Robert Klatt
Soziale Isolation macht Menschen bereits nach wenigen Stunden so müde und erschöpft wie die gleiche Zeit ohne Essen. Die dadurch entstehende Motivationslosigkeit kann einen Teufelskreis der Einsamkeit auslösen.
Wien (Österreich). Menschen sind soziale Wesen, für die Einsamkeit ein ernstes Gesundheitsproblem ist. Studien haben unter anderem belegt, dass soziale Isolation Aktivitätsmuster im Gehirn verändert, den Schlaf stört, das Immunsystem schwächt und zu Stress führt. Dies kann zu gesundheitlichen Langzeitfolgen wie einem erhöhten Demenzrisiko führen, auch wenn eine Person sich subjektiv nicht als einsam sieht.

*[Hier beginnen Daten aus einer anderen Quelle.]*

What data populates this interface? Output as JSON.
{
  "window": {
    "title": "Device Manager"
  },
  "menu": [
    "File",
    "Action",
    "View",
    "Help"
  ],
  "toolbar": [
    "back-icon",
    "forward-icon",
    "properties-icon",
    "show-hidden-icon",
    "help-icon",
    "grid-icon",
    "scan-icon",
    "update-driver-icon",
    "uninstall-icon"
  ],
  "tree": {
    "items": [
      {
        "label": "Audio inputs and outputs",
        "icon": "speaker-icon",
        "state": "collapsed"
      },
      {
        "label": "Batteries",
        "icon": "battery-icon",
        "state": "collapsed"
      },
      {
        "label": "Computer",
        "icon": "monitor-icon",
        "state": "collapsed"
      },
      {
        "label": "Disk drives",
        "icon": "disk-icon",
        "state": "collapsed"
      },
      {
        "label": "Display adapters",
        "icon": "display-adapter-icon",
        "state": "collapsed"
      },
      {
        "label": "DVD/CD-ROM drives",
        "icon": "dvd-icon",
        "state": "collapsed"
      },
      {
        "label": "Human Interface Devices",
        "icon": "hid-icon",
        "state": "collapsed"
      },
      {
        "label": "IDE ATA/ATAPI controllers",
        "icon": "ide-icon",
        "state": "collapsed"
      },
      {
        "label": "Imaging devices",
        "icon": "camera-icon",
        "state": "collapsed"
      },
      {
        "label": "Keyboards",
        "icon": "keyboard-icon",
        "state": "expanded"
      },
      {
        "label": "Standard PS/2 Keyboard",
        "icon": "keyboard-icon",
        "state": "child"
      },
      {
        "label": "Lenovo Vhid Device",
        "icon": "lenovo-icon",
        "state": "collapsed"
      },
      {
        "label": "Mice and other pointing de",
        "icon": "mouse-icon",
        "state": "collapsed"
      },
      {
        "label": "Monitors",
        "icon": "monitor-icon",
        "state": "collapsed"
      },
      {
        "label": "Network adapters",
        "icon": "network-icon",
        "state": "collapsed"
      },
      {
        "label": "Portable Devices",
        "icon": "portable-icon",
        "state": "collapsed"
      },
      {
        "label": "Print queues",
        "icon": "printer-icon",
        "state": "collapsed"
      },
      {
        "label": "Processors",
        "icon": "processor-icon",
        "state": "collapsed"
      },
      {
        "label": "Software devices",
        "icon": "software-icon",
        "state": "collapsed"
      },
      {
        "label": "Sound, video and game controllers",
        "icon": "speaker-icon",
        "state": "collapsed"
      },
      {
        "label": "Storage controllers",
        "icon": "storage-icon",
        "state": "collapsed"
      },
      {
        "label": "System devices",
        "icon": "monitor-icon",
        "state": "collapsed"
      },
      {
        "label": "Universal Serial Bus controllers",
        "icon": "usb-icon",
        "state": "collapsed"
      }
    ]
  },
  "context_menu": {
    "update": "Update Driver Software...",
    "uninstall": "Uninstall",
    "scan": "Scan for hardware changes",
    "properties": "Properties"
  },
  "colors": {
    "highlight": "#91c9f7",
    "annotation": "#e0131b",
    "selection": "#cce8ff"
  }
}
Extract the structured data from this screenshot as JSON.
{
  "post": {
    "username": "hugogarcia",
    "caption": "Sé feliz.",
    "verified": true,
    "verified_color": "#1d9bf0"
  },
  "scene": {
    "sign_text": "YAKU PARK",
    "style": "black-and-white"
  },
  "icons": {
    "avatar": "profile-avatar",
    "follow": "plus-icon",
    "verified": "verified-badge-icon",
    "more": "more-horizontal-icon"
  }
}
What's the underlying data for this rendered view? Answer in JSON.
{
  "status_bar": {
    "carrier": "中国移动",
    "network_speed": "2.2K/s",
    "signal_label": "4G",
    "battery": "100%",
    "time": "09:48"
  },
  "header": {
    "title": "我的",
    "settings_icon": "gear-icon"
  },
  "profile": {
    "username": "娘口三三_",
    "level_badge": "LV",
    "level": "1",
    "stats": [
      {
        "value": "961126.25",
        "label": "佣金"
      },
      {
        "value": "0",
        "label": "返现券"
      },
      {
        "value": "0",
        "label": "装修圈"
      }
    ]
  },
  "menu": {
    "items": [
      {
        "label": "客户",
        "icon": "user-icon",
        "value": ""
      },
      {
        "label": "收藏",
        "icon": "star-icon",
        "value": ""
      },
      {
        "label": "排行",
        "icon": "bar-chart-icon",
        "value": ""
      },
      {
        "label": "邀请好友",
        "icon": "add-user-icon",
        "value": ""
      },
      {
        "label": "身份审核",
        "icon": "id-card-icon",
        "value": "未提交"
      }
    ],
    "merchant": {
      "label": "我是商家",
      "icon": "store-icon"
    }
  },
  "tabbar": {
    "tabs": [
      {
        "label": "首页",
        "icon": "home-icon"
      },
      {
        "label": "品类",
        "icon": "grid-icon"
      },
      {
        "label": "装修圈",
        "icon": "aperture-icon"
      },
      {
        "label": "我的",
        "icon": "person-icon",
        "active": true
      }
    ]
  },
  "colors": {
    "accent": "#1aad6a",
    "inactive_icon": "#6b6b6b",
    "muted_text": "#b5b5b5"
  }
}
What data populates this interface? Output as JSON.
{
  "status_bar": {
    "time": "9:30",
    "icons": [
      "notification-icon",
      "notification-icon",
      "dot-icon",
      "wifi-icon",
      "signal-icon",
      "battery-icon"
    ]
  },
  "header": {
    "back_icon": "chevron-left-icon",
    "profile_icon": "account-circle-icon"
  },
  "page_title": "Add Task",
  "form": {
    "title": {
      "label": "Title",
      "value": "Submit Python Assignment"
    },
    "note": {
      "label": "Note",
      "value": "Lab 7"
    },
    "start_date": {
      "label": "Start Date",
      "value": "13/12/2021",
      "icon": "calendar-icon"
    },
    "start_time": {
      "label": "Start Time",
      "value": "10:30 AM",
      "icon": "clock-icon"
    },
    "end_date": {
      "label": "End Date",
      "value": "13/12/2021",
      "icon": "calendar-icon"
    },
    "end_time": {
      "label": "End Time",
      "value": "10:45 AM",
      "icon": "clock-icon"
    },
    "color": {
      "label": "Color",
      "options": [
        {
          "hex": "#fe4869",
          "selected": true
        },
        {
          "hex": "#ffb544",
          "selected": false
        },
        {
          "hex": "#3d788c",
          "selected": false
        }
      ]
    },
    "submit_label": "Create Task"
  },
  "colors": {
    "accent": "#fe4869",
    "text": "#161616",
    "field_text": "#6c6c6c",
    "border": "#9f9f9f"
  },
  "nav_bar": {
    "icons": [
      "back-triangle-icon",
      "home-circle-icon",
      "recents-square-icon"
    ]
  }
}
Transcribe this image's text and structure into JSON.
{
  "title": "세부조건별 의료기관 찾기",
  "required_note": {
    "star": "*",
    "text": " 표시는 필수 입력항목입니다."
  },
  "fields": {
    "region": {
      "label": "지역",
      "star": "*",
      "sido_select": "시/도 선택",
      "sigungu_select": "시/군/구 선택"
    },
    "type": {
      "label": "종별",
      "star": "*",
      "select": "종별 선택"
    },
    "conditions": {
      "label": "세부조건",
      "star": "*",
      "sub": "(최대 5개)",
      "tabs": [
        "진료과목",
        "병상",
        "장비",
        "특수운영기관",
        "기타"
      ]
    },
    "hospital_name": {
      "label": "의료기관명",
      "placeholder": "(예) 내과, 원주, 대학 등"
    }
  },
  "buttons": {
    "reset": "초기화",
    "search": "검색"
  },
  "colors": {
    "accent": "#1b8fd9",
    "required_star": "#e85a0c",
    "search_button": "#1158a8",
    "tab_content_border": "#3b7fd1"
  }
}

Forscher der Universität Wien um Ana Stijovic haben nun die möglichen Auswirkungen sozialer Isolation auf unser subjektives Energieniveau und unseren Antrieb untersucht. In einer Studie wurden 30 Probanden unter verschiedenen Bedingungen getestet. Sie verbrachten entweder acht Stunden ohne sozialen Kontakt oder ohne Nahrungsaufnahme im Labor. Die Probanden durchliegen an unterschiedlichen Tagen beide Szenarien. Während dieser Zeit wurden die physiologischen Stressreaktionen der Teilnehmer kontinuierlich überwacht, und sie dokumentierten ihren subjektiven Zustand mithilfe eines standardisierten Fragebogens in regelmäßigen Abständen.
Die Daten belegen, dass soziale Isolation Müdigkeit, Erschöpfung und allgemeine Antriebslosigkeit auslösen kann. Die Auswirkungen der sozialen Isolation waren so groß wie die Effekte derselben Zeit ohne Nahrung.
„Die akute soziale Isolation war vor allem bei den sonst sozialeren Testpersonen mit einem niedrigeren subjektiven Energieniveau verbunden.“
Die stärkere Müdigkeit, Erschöpfung und Energielosigkeit bestanden auch am Folgetag der Einsamkeit und waren bei alleinlebenden Menschen besonders stark.
Die Isolation scheint einen negativen, zyklischen Prozess hervorzurufen. Durch den Mangel an sozialen Kontakten wird ein Gefühl von Müdigkeit und Antriebslosigkeit erzeugt, was wiederum die Motivation zur Initiierung aktiver sozialer Interaktionen verringert.
„Dieser in zwei Richtungen wirkende Zusammenhang zwischen sozialer Isolation und Energieniveau verursacht damit eine Feedbackschleife, die das Alleinsein noch verstärkt.“
Zuvor war lediglich bekannt, dass dieser Teufelskreis bei Menschen entsteht, die über einen deutlich längeren Zeitraum einsam war. Die nun im Fachmagazin Psychological Science publizierte Studie zeigt erstmals, dass der sich selbst verstärkende Effekt auch nach einer kurzen Isolationsdauer besteht.
„Unsere Ergebnisse demonstrieren, dass Veränderungen der subjektiven Energie und das Gefühl der Erschöpfung auch schon nach einer relativ kurzen Phase der sozialen Isolation auftreten können.“
Die Autoren gehen davon aus, dass homöostatischen Reaktion den Effekt auslösen. Dies bedeutet, dass der Körper in eine Art Energiesparmodus schaltet, wenn er durch die Einsamkeit erhöhten Stress ausgesetzt ist.